If you've been wondering what Survivor's Jeff Probst does in between food challenges and Tribal Council, Finder's Fee (the runner-up in the Audience Award’s Drama category) will give you some indication. Probst wrote and directed this dark comedy about an everyday Joe (Erik Palladino) who, on the way home from work, finds a wallet with a winning lottery ticket worth $6 million inside.  That’s the good news.  The bad news is he doesn’t swap it with his own ticket until after he leaves a message for its real owner and, worse yet, his three buddies are on their way over to play their weekly poker game where --- gulp! --- lottery tickets are the stakes.  James Earl Jones plays the man who claims the wallet, and Forster is a cop investigating a crime in the apartment building.

Other films you'll want to keep an eye out for are Le Château (5/3, limited), the tale of two American brothers (one black and one white) who head to France to check out a château left to them by an uncle they didn't even know they had; The Search For John Gissing (the Critics Choice winner) which stars writer-director Michael Binder and screen wife Janeane Garofalo in what starts out as a London version of The Out-of-Towners but turns into a pretty decent revenge flick; and waydowntown, which I think I've mentioned in the Fall Guide, the Holiday Guide, the Winter Guide, and probably will again in the St. Patrick's Day Guide if they don’t stop changing the release date.

Here are a few to stay away from: Door to Door (July on TNT), a made-for-cable film written by and starring William H. Macy, who seems so, like, above playing a door-to-door salesman with cerebral palsy; World Traveler, Bart Freundlich's sleep-inducing follow-up to the justly ignored The Myth of Fingerprints, which stars his squeeze, Julianne Moore, and the squeezable Billy Crudup as two people who really bored me; and One-Eyed King, a Hell's Kitchen movie from Hell with a decent cast (Billy Baldwin, Armand Assante, Chazz Palminteri) but not much more.  The topper was the appallingly dopey Minimal Knowledge, which won the audience inexplicably chose as Best Drama (one of very few ways Sundance bests Sarasota --- then again, Floridians have well-documented voting problems) by bringing a huge entourage that worked the crowd and then strongly reminded them all to vote on the way out.

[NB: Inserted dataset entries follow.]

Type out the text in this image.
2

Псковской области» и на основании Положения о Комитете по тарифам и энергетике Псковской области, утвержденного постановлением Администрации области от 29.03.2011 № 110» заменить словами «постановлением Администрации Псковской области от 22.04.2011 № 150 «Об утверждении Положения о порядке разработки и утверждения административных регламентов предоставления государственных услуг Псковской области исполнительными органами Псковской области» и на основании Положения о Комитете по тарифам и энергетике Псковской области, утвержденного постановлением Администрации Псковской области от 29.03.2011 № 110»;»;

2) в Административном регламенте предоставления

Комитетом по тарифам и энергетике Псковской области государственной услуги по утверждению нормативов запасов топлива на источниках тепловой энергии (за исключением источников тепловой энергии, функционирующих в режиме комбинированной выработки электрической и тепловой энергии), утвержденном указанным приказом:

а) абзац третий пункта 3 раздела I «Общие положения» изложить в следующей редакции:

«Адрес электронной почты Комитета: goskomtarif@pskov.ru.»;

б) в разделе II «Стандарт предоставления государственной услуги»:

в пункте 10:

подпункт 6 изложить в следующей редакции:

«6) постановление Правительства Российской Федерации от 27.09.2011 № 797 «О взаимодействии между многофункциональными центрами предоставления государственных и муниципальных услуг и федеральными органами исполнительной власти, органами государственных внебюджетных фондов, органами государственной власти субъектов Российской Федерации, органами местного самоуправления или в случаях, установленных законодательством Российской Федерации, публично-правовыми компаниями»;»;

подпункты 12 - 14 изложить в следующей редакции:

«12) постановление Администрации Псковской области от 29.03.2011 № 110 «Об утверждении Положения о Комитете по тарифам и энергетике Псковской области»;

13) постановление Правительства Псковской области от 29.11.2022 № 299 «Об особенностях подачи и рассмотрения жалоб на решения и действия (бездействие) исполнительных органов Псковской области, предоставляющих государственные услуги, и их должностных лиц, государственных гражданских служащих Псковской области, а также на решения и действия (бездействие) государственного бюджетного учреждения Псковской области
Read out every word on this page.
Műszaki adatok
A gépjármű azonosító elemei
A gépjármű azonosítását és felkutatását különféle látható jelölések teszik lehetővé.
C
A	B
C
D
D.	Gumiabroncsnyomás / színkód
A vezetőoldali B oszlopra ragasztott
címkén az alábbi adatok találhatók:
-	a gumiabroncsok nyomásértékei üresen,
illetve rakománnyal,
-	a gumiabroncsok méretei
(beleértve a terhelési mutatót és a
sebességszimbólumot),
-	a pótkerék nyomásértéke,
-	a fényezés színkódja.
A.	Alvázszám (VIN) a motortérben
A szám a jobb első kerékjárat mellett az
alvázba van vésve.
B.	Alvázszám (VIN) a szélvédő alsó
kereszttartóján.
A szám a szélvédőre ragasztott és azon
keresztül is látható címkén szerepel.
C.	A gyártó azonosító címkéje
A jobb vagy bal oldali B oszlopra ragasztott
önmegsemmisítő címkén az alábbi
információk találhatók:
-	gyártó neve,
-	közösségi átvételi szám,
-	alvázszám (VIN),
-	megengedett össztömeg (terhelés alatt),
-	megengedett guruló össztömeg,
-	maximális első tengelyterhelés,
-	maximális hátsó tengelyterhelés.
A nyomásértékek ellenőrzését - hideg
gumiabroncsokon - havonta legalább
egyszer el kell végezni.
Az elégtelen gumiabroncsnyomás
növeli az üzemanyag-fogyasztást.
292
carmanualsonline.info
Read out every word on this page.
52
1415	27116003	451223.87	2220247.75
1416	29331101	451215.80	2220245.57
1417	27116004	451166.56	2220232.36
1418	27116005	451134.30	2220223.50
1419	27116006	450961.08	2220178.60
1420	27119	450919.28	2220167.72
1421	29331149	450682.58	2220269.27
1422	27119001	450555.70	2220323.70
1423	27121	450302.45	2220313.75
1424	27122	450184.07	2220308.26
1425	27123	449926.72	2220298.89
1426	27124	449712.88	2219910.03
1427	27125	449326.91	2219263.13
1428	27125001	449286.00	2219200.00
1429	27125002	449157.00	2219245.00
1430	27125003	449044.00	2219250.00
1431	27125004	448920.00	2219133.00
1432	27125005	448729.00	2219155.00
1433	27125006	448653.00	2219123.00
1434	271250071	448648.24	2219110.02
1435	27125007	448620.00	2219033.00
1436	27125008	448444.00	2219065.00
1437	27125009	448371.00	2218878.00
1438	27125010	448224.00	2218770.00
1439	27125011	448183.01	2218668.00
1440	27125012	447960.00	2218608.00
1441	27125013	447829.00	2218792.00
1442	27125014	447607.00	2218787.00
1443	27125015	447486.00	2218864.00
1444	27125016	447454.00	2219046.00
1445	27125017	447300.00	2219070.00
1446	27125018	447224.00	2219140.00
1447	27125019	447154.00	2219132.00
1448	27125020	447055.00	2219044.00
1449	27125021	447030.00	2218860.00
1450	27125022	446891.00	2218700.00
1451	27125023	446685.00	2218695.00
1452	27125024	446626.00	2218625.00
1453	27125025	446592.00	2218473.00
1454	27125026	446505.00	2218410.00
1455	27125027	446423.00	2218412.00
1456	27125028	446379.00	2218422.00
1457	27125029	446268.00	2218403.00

It's pretty rare for a festival the size of Sarasota to include films from Iran and Afghanistan, but they managed to program one of each (both were made long before 9/11).  The overrated Cannes winner Kandahar (2/15) is about a Kabul native living in Canada who returns to Afghanistan when her physically and spiritually wounded sister sends her a letter saying she's planning on taking her own life during the millennium's final eclipse (it might not sound like it, but the film is a lot like The Wizard of Oz). Iran's official Oscar entry is Baran (3/1, limited), a picture about a young Afghan boy who must take over his ailing father's physically demanding job at a construction site, which reveals his...um...feminine side.  Other foreign entries included the messed-up Japanese horror flick Audition, which just made its Rochester debut a couple of weeks ago.

In addition to Mule Skinner Blues and Storytelling's American Scooby, Sarasota offered a selection of other documentaries that ran the gamut from depressing (Boys in Winter: The Toughest Season, directed by Pee Wee Reese's son and about the Brooklyn Dodgers of Roger Kahn's book getting old and dying) to toe-tapping (Blues Road Movie, about the origin of that music) to eye-opening (High Falls entry Life and Debt, about NAFTA's stranglehold on Jamaica's economy) to, well, fake (Dotcom: Hot Tubs, Pork Chops and Valium, a very funny mockumentary about an Internet startup with no business plan).